Sonoma County Food and Wine Pairing
Many Sonoma County wineries are stepping up their wine and food pairings—from cheese plates and small bites to sumptuous five course mini-meals—to highlight this region's sustainable relationship to the land. The fun lies in tasting how the flavors of the place interact between the offerings on your plate and in your glass. Learning about food pairing is a puzzle to enjoy solving, as travel expert Emily Kaufman shows us in her Wine, Two, Three series.

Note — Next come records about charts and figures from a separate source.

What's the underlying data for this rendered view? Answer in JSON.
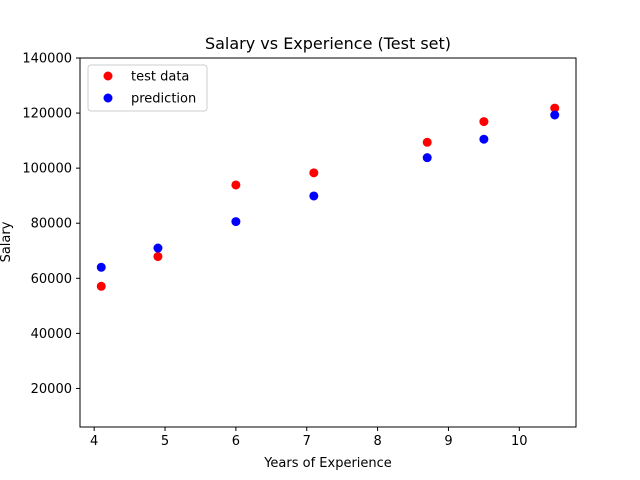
{
  "chart_data": {
    "type": "scatter",
    "title": "Salary vs Experience (Test set)",
    "xlabel": "Years of Experience",
    "ylabel": "Salary",
    "xlim": [
      3.8,
      10.8
    ],
    "ylim": [
      6000,
      140000
    ],
    "xticks": [
      4,
      5,
      6,
      7,
      8,
      9,
      10
    ],
    "yticks": [
      20000,
      40000,
      60000,
      80000,
      100000,
      120000,
      140000
    ],
    "grid": false,
    "legend_position": "upper-left",
    "series": [
      {
        "name": "test data",
        "color": "#ff0000",
        "points": [
          [
            4.1,
            57100
          ],
          [
            4.9,
            67900
          ],
          [
            6.0,
            93900
          ],
          [
            7.1,
            98300
          ],
          [
            8.7,
            109400
          ],
          [
            9.5,
            116900
          ],
          [
            10.5,
            121800
          ]
        ]
      },
      {
        "name": "prediction",
        "color": "#0000ff",
        "points": [
          [
            4.1,
            64000
          ],
          [
            4.9,
            71000
          ],
          [
            6.0,
            80600
          ],
          [
            7.1,
            89900
          ],
          [
            8.7,
            103800
          ],
          [
            9.5,
            110500
          ],
          [
            10.5,
            119300
          ]
        ]
      }
    ]
  }
}
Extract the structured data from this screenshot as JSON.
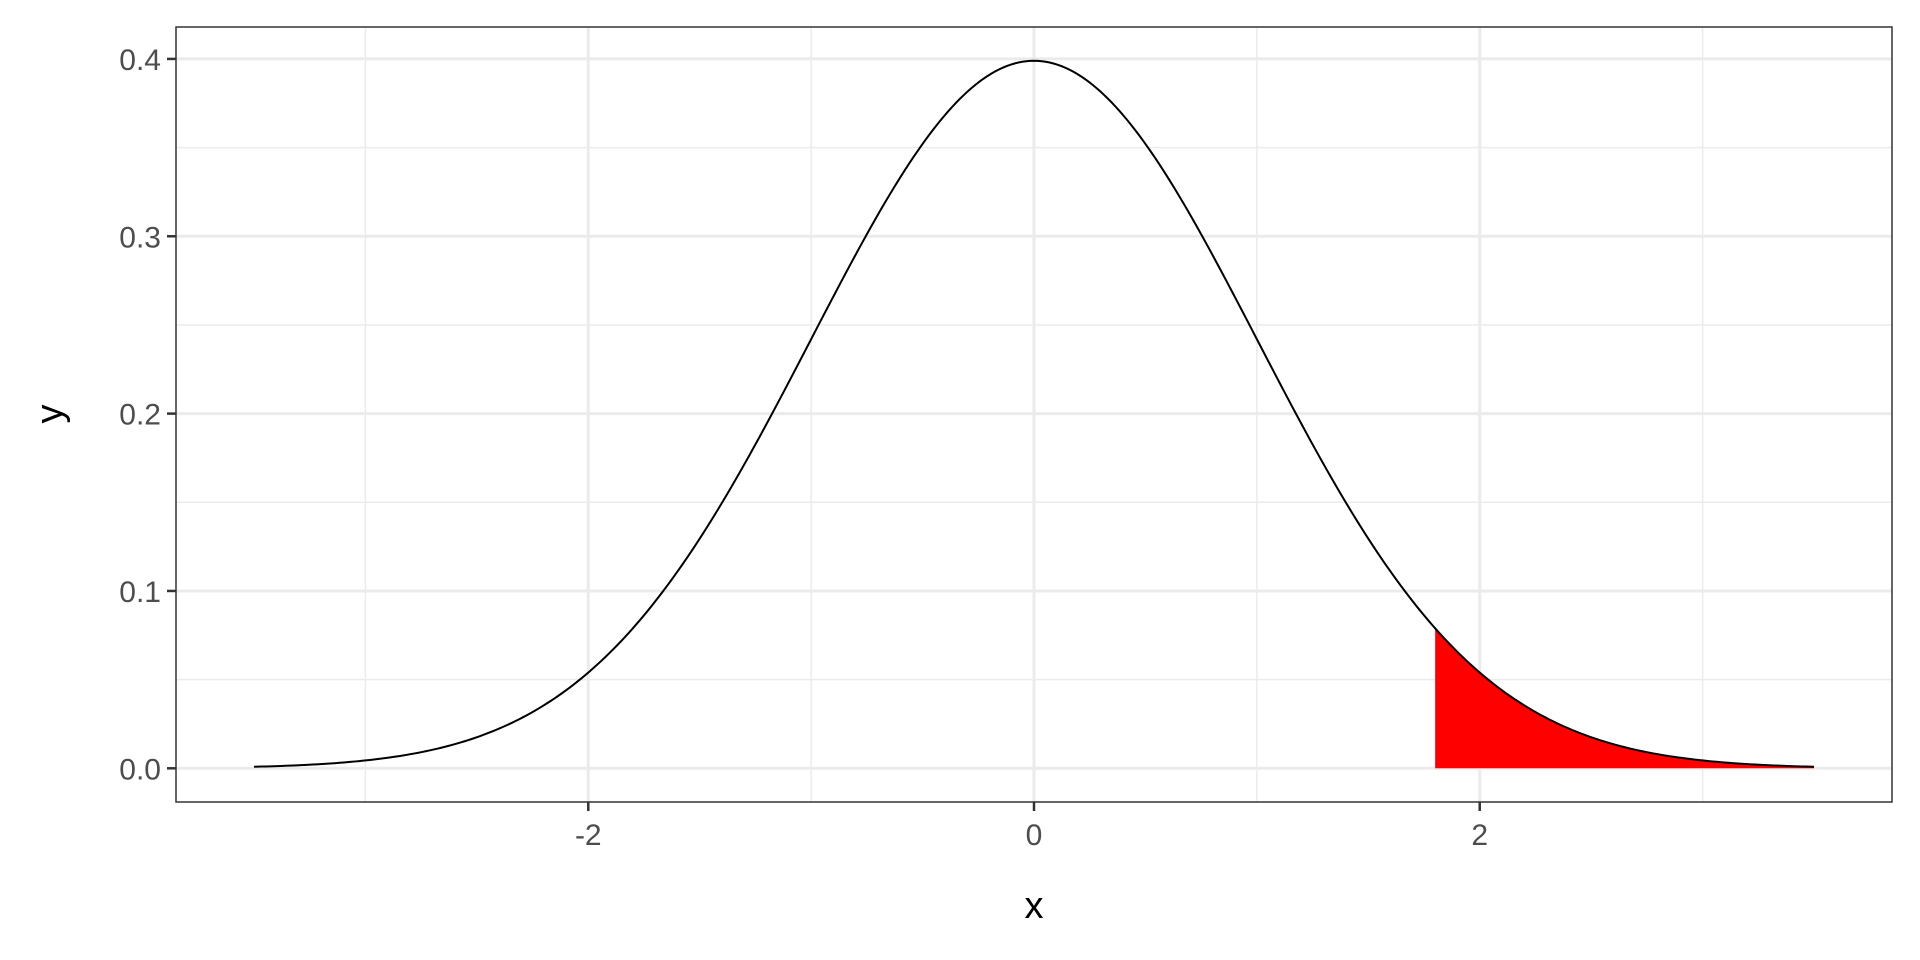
{
  "chart_data": {
    "type": "area",
    "function": "normal density",
    "mean": 0,
    "sd": 1,
    "x_range": [
      -3.5,
      3.5
    ],
    "shaded_region": {
      "from": 1.8,
      "to": 3.5,
      "color": "#ff0000"
    },
    "line_color": "#000000",
    "xlabel": "x",
    "ylabel": "y",
    "xlim": [
      -3.85,
      3.85
    ],
    "ylim": [
      -0.019,
      0.418
    ],
    "x_ticks": [
      "-2",
      "0",
      "2"
    ],
    "x_tick_values": [
      -2,
      0,
      2
    ],
    "x_minor": [
      -3,
      -1,
      1,
      3
    ],
    "y_ticks": [
      "0.0",
      "0.1",
      "0.2",
      "0.3",
      "0.4"
    ],
    "y_tick_values": [
      0,
      0.1,
      0.2,
      0.3,
      0.4
    ],
    "y_minor": [
      0.05,
      0.15,
      0.25,
      0.35
    ],
    "grid": true,
    "theme": "bw"
  }
}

Learn about Sonoma County Wine and Food Pairing with The Travel Mom
Seghesio Family Vineyards knows Zinfandel. The winery was founded during the original heyday of California Zinfandel, in 1895, by Edoardo Seghesio, who came to work at the Italian Swiss Colony (a few wine lovers may still recall the winery from touring in the 1960s, or from TV commercials). And they know food—that’s their Italian heritage! Today, Seghesio’s Sonoma County Zinfandel is one of the most popular wines seen on Sonoma County wine lists and elsewhere, but ideal food pairing can be found right in the tasting room: the winery’s executive chef, Peter Janiak, helped to create a Zinfandel mustard, Zinfandel barbecue sauce, and an artichoke and piquillo pepper tapenade, specifically to pair with their Zinfandel wines. They are delicious, one of a kind, and available for purchase at the tasting room in a tree-shaded setting just north of downtown Healdsburg.
Zinfandel with barbecue, that’s easy, one might say. But what about cured California sturgeon with garden-fresh radish? Kendall-Jackson Wine Estate and Gardens has got that covered, with their five-course wine and food pairing. Although the food pairing creations, arriving on a small platter to complement a few of KJ’s more limited-release wines, at first look just a size up from an amuse-bouche, they’re intricately, flavorfully designed by longtime KJ chef Justin Wangler, and contain seasonal highlights grown onsite by head gardener Tucker Taylor. A recent course included roasted salmon, artichoke barigoule, and sorrel aioli paired with Chardonnay—probably easier to enjoy the synergy of food and wine than to pronounce the whole menu!
Small plates add up at J Vineyards’ Bubble Room. Beloved locally for their distinctively packaged Sonoma County sparkling wines, including the popular “J Cuvée 20,” J Vineyards was also an early innovator in the small bites scene, employing the culinary arts to show off their wines. While the Bubble Room and J’s other food pairing options cannot be considered a restaurant, you may certainly think of the one-to-two-hour seating tasting as lunch by any other name.
The treats start before the first course is served, with an amuse-bouche (delightfully translated from the French, “mouth-amuser”) like, perhaps, triple-breaded fried squash blossom. Next up, a tender slab of white sturgeon ringed with tiny cubes of radiantly green “toad skin” melon topped with caviar and garnished with nasturtium. Second course may find a leg of rabbit, raised just a few hops away at a heritage rabbitry in Sebastopol, mingling with chanterelle and black garlic. Vegetarians need not miss out on wheat berries and leathery winter truffles in the third course, and they’ll get roasted eggplant as a substitute for medium-rare beef ribeye and tongue. The kitchen is happy to accommodate other dietary restrictions.
There are many other food and wine pairing opportunities like this offered at Sonoma County wineries, and they deliver much enjoyment for only a modest multiple of the regular tasting fee. They may even break a few wine and food pairing “rules” you may have heard about—even more inspiration to bring a bottle or two of Sonoma County wine home, and start experimenting in the kitchen.